En France, Orange et Bouygues Telecom ont été autorisés le 23 février par l’Arcep à tester « grandeur nature » de la 5G – respectivement du 1er juin 2018 au 1er juin 2019 (à Lille et Douai), et 1er mai au 30 septembre 2018 (Bordeaux, Lyon et Villeurbanne) – dans la bande des 3,6-3,8 Ghz. Cinq autres villes pourront accueillir d’autres tests : Montpellier, Nantes, Le Havre, Saint-Etienne et Grenoble. @

Orange : Dufourcq se verrait bien remplacer Richard

En fait. Le 20 février, le conseil d’administration d’Orange – où siège Nicolas Dufourcq parmi les trois représentants de l’Etat (actionnaire à 23 % du capital, dont 9,5 % de Bpifrance) – a voté pour le renouvellement du mandat de Stéphane Richard, actuel PDG d’Orange, comme administrateur du groupe.

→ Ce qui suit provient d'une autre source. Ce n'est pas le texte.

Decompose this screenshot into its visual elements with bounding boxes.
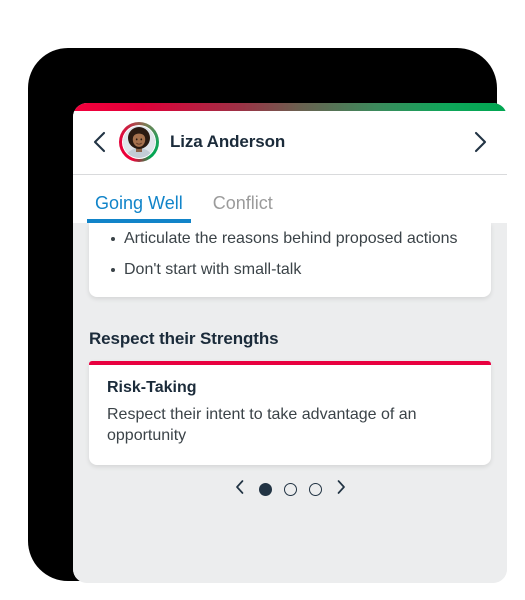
pager-dot-3[interactable]	[308, 483, 322, 497]
tab-conflict[interactable]: Conflict	[205, 193, 281, 223]
chevron-right-icon	[472, 130, 488, 154]
device-screen: Liza Anderson Going Well Conflict Articu…	[73, 103, 507, 583]
strength-card: Risk-Taking Respect their intent to take…	[89, 360, 491, 465]
pager-dot-2[interactable]	[283, 483, 297, 497]
pager-previous-button[interactable]	[233, 479, 247, 500]
screenshot-stage: Liza Anderson Going Well Conflict Articu…	[0, 0, 525, 600]
previous-person-button[interactable]	[87, 127, 113, 157]
device-bezel: Liza Anderson Going Well Conflict Articu…	[28, 48, 507, 583]
list-item: Articulate the reasons behind proposed a…	[111, 229, 473, 250]
strength-card-text: Respect their intent to take advantage o…	[107, 405, 417, 445]
pager-dot-1[interactable]	[258, 483, 272, 497]
strength-card-body: Risk-Taking Respect their intent to take…	[89, 365, 491, 465]
top-gradient-bar	[73, 103, 507, 111]
next-person-button[interactable]	[467, 127, 493, 157]
chevron-left-icon	[235, 479, 245, 500]
avatar	[123, 126, 155, 158]
tab-going-well-label: Going Well	[95, 193, 183, 213]
tab-conflict-label: Conflict	[212, 193, 273, 213]
chevron-right-icon	[336, 479, 346, 500]
tab-bar: Going Well Conflict	[73, 175, 507, 223]
strength-card-heading: Risk-Taking	[107, 378, 197, 396]
person-name: Liza Anderson	[170, 132, 286, 151]
pager-next-button[interactable]	[334, 479, 348, 500]
list-item: Don't start with small-talk	[111, 260, 473, 281]
tips-list: Articulate the reasons behind proposed a…	[107, 229, 473, 281]
content-scroll-area[interactable]: Articulate the reasons behind proposed a…	[73, 223, 507, 583]
tips-card: Articulate the reasons behind proposed a…	[89, 223, 491, 297]
carousel-pager	[89, 479, 491, 500]
profile-header: Liza Anderson	[73, 111, 507, 175]
avatar-inner-ring	[122, 125, 156, 159]
tab-going-well[interactable]: Going Well	[87, 193, 191, 223]
chevron-left-icon	[92, 130, 108, 154]
section-title-strengths: Respect their Strengths	[89, 328, 279, 348]
avatar-ring[interactable]	[119, 122, 159, 162]
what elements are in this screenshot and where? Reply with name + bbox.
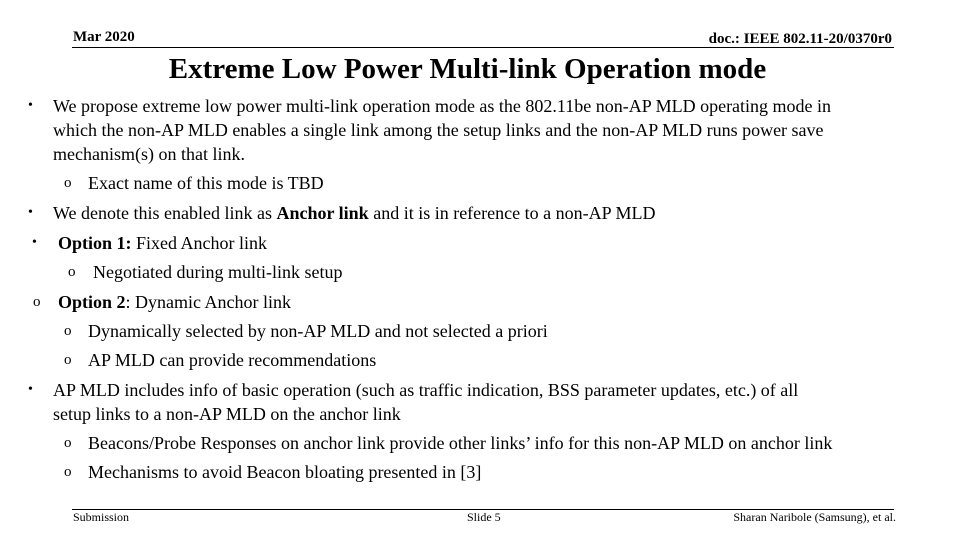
bullet-1-sub-1: Exact name of this mode is TBD [88, 173, 324, 193]
option-2-sub-1: Dynamically selected by non-AP MLD and n… [88, 321, 548, 341]
header-date: Mar 2020 [73, 29, 135, 45]
bullet-5-line-2: setup links to a non-AP MLD on the ancho… [53, 404, 401, 424]
option-2: Option 2: Dynamic Anchor link [58, 292, 291, 312]
option-2-label: Option 2 [58, 292, 126, 312]
sub-bullet-icon: o [64, 175, 72, 191]
bullet-2-text-pre: We denote this enabled link as [53, 203, 277, 223]
sub-bullet-icon: o [64, 352, 72, 368]
bullet-5-line-1: AP MLD includes info of basic operation … [53, 380, 799, 400]
footer-submission: Submission [73, 510, 130, 524]
footer-slide-number: Slide 5 [467, 510, 501, 524]
sub-bullet-icon: o [33, 294, 41, 310]
sub-bullet-icon: o [64, 464, 72, 480]
bullet-5-sub-2: Mechanisms to avoid Beacon bloating pres… [88, 462, 482, 482]
bullet-icon: • [28, 98, 33, 113]
option-2-sub-2: AP MLD can provide recommendations [88, 350, 377, 370]
bullet-2: We denote this enabled link as Anchor li… [53, 203, 655, 223]
bullet-icon: • [28, 382, 33, 397]
option-1-text: Fixed Anchor link [131, 233, 268, 253]
header-divider [72, 47, 894, 48]
option-1-sub-1: Negotiated during multi-link setup [93, 262, 343, 282]
bullet-2-bold: Anchor link [276, 203, 369, 223]
bullet-1-line-3: mechanism(s) on that link. [53, 144, 245, 164]
bullet-icon: • [28, 205, 33, 220]
bullet-1-line-2: which the non-AP MLD enables a single li… [53, 120, 824, 140]
sub-bullet-icon: o [64, 435, 72, 451]
bullet-icon: • [32, 235, 37, 250]
bullet-2-text-post: and it is in reference to a non-AP MLD [368, 203, 656, 223]
header-doc-id: doc.: IEEE 802.11-20/0370r0 [708, 31, 892, 47]
footer-author: Sharan Naribole (Samsung), et al. [733, 510, 896, 524]
slide-title: Extreme Low Power Multi-link Operation m… [168, 53, 767, 85]
option-1: Option 1: Fixed Anchor link [58, 233, 267, 253]
bullet-1-line-1: We propose extreme low power multi-link … [53, 96, 832, 116]
bullet-5-sub-1: Beacons/Probe Responses on anchor link p… [88, 433, 833, 453]
sub-bullet-icon: o [68, 264, 76, 280]
option-2-text: : Dynamic Anchor link [125, 292, 292, 312]
sub-bullet-icon: o [64, 323, 72, 339]
option-1-label: Option 1: [58, 233, 132, 253]
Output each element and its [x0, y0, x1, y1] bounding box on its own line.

En clair. Bien qu’il ait été mis en examen – en tant qu’exdirecteur de cabinet de la ministre de l’Economie Christine Lagarde (1) – dans l’affaire de l’arbitrage de 404 millions d’euros en faveur de Bernard Tapie, et qu’en mai ou juin il sera jugé en correctionnelle avec cinq autres personnes (dont ce dernier) pour « complicité d’escroquerie » et « complicité de détournement de fonds publics », Stéphane Richard reste intouchable au sein d’Orange, dont il est le PDG depuis sept ans maintenant, après avoir été nommé DG il y a près de huit ans. Même l’Etat français – pourtant au cœur de cette affaire d’Etat qu’est le scandale « Tapie » – n’a rien trouvé à redire sur Stéphane Richard, l’un de ses plus dévoués grands commis. C’est ainsi que les trois administrateurs qui représentent « la sphère publique » – Nicolas Dufourcq en tant que PDG de Bpifrance Participations (détenteur de 9,5 % d’Orange sur les 23 % de l’Etat), Anne Lange et Lucie Muniesa – ont voté comme les autres membres du conseil d’administration « en faveur du renouvellement du mandat de Stéphane Richard comme administrateur d’Orange dans la perspective de son renouvellement en tant
que président du conseil d’administration pour une période de quatre ans ». Cette résolution sera soumise au vote de l’assemblée générale le 4 mai (2). Mais le PDG ira-t-il jusqu’au bout de son troisième mandat s’il était approuvé par les actionnaires – Etat et salariés d’Orange en tête ? Une simple formalité ? Cela semble être le cas malgré l’épée de Damoclès au-dessus de l’ex-directeur de cabinet. « S’il devait y avoir une condamnation, il remettrait immédiatement son mandat et démissionnerait », a prévenu Bruno Le Maire le 22 janvier sur Radio Classique. Ce que l’intéressé, qui assure n’avoir exécuté à l’époque qu’une décision politique prise par Christine Lagarde, a confirmé le 20 février sur RTL. Quoi qu’il en soit, les noms de successeurs potentiels circulent de plus belle, notamment celui de Nicolas Dufourcq qui passa près de dix ans chez France Télécom (1994- 2003) où il dirigea la division Multimédia et y lança Wanadoo. Président de Bpifrance depuis 2013, il est donc un administrateur de l’Etat au sein d’Orange et n’a jamais démenti son intérêt d’être calife à la place du calife. En 2016, Nicolas Dufourcq s’était dit convaincu que le rapprochement entre Orange et Bouygues Telecom allait se faire… un jour. @

« Le livre numérique est un produit stupide » (Hachette)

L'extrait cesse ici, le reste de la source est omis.